Add water and psyllium husk to a medium-sized bowl and whisk to incorporate.
Set the bowl aside to let the psyllium gel form (2 min).
In a large mixing bowl combine all of the dry ingredients including sugar and whisk thoroughly to incorporate.
Finally, add all the wet and dry ingredients together and mix using an electric mixer with dough hooks.
I recommend mixing for at least 5 minutes to ensure a smoother dough.
The dough will be very sticky but don't add any extra flour to it!
Turn the dough onto a floured working surface and shape into a ball.

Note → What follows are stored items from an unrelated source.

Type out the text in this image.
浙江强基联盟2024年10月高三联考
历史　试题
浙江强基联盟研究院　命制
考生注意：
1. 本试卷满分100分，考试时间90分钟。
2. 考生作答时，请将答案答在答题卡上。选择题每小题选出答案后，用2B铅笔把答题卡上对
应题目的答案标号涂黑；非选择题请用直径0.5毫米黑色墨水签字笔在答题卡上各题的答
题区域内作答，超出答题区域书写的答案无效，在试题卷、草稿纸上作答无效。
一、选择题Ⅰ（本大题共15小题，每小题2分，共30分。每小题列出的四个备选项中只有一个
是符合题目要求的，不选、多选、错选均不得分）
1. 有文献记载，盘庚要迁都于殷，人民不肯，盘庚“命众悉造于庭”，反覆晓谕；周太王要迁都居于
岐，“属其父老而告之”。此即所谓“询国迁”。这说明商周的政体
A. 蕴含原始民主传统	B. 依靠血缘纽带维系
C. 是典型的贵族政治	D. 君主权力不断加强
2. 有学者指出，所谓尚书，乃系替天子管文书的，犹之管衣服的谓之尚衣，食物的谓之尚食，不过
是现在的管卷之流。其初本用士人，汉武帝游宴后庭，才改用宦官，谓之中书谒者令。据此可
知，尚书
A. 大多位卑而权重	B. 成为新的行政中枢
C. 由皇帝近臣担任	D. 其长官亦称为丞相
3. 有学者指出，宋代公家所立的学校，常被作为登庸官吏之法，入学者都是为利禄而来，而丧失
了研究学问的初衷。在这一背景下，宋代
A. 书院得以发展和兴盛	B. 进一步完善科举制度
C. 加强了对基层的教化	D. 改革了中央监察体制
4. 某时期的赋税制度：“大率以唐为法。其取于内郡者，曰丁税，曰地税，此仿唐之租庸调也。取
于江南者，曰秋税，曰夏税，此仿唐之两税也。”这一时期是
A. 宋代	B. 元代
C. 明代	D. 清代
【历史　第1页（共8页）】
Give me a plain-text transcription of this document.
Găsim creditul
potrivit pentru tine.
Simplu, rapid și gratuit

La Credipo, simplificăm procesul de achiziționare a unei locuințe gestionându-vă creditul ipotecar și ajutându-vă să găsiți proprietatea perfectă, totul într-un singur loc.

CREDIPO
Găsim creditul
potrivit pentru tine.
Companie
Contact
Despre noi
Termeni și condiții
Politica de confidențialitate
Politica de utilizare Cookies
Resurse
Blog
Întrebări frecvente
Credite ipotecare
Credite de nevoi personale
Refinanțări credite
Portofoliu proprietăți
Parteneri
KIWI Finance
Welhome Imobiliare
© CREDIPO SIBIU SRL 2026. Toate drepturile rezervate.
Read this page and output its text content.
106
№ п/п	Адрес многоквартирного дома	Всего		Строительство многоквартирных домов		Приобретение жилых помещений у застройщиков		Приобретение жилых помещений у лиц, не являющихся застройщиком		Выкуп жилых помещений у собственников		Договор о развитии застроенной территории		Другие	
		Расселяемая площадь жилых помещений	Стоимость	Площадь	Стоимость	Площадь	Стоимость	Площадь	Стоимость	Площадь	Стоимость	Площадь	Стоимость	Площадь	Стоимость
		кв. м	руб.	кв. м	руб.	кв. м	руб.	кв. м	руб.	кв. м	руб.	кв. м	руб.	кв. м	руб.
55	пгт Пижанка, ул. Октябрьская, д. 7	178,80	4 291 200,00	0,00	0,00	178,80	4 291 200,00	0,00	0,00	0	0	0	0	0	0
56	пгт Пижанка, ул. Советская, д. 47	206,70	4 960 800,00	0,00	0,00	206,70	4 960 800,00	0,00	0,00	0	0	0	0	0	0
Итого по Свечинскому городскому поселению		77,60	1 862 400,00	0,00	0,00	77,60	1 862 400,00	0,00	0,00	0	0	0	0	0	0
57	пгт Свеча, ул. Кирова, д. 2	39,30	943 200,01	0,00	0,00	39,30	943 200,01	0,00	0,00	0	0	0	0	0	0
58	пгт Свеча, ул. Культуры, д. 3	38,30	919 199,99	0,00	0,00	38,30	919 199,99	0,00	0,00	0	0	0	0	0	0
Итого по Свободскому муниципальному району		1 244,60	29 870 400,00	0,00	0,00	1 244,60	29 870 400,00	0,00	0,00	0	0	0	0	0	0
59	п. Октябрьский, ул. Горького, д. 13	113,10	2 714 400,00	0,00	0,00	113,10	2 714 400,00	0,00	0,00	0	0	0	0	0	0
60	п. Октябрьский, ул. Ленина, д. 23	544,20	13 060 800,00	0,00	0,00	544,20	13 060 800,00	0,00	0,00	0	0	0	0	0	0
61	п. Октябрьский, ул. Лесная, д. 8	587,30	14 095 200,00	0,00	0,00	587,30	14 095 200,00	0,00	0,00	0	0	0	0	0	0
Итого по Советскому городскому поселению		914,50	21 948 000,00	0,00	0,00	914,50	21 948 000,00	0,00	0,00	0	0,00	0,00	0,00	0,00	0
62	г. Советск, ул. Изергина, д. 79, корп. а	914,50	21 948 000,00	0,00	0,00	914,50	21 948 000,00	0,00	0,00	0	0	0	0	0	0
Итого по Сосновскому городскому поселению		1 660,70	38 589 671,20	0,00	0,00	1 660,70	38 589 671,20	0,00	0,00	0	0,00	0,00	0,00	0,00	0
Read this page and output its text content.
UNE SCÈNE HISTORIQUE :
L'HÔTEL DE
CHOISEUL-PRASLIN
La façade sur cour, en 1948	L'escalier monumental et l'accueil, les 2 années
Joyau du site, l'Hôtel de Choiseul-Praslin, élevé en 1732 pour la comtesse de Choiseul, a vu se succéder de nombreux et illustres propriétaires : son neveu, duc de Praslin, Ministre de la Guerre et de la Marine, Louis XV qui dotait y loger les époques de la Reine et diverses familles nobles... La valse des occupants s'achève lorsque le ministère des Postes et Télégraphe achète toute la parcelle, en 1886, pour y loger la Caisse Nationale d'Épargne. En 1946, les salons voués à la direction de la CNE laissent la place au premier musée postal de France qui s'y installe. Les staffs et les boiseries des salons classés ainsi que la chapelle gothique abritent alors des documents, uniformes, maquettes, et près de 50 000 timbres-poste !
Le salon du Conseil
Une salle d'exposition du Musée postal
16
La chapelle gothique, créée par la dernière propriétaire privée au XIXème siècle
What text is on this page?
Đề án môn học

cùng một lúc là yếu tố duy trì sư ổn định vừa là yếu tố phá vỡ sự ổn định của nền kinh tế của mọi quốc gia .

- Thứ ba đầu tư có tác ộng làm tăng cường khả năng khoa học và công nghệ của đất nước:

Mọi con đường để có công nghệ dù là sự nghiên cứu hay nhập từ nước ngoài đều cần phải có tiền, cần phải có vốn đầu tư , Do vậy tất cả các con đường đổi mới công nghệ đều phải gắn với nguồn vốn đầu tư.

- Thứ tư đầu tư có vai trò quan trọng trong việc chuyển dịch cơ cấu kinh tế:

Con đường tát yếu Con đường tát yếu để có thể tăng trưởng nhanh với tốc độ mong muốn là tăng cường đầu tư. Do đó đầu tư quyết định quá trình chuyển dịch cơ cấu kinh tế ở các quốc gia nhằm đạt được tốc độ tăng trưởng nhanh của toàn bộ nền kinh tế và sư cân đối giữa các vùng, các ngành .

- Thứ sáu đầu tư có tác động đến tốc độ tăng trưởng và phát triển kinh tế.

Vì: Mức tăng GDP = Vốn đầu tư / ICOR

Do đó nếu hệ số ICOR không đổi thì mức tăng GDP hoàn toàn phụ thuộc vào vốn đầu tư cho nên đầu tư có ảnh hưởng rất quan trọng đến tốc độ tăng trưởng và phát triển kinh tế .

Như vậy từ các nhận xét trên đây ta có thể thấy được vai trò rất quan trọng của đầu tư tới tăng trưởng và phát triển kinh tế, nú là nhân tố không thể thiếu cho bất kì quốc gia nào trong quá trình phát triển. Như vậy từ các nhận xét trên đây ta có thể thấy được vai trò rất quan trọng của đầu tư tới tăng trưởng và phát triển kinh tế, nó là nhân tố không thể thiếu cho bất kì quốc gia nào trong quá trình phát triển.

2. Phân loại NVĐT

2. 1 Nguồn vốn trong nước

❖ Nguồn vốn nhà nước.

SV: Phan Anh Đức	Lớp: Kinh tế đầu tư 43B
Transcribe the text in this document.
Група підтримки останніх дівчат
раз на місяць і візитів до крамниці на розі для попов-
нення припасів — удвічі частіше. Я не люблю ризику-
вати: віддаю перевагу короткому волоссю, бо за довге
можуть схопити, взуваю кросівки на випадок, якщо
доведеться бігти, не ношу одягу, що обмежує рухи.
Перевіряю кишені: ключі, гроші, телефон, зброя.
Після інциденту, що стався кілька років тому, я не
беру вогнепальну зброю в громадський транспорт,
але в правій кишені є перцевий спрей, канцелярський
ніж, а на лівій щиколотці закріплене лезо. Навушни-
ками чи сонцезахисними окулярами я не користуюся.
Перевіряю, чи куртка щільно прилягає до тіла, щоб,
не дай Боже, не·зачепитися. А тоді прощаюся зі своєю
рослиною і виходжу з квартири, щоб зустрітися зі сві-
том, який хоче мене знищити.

Dust a banneton basket with flour or use a mixing bowl lined with a dusted kitchen towel.
Turn the dough inside down into the basket/bowl and press it in to create a flat surface.
Cover the dough and leave to proof for 5-7 hours or overnight (12-18h) in the refrigerator.
Carefully turn the dough over onto a piece of parchment paper and score.
Gently lower the parchment with the loaf into a cold Dutch oven, close the lid, and transfer to a cold oven.
Start preheating the oven to 450F/230C and once preheated, start the timer for 40 minutes.
After the first 40 minutes, take the lid off the Dutch oven, lower the temperature to 350F/175C, and bake for an additional 30 minutes.
Once the bread is done, transfer it to a cooling rack and let it sit until no longer warm to the touch.
Slice with a serrated knife and enjoy!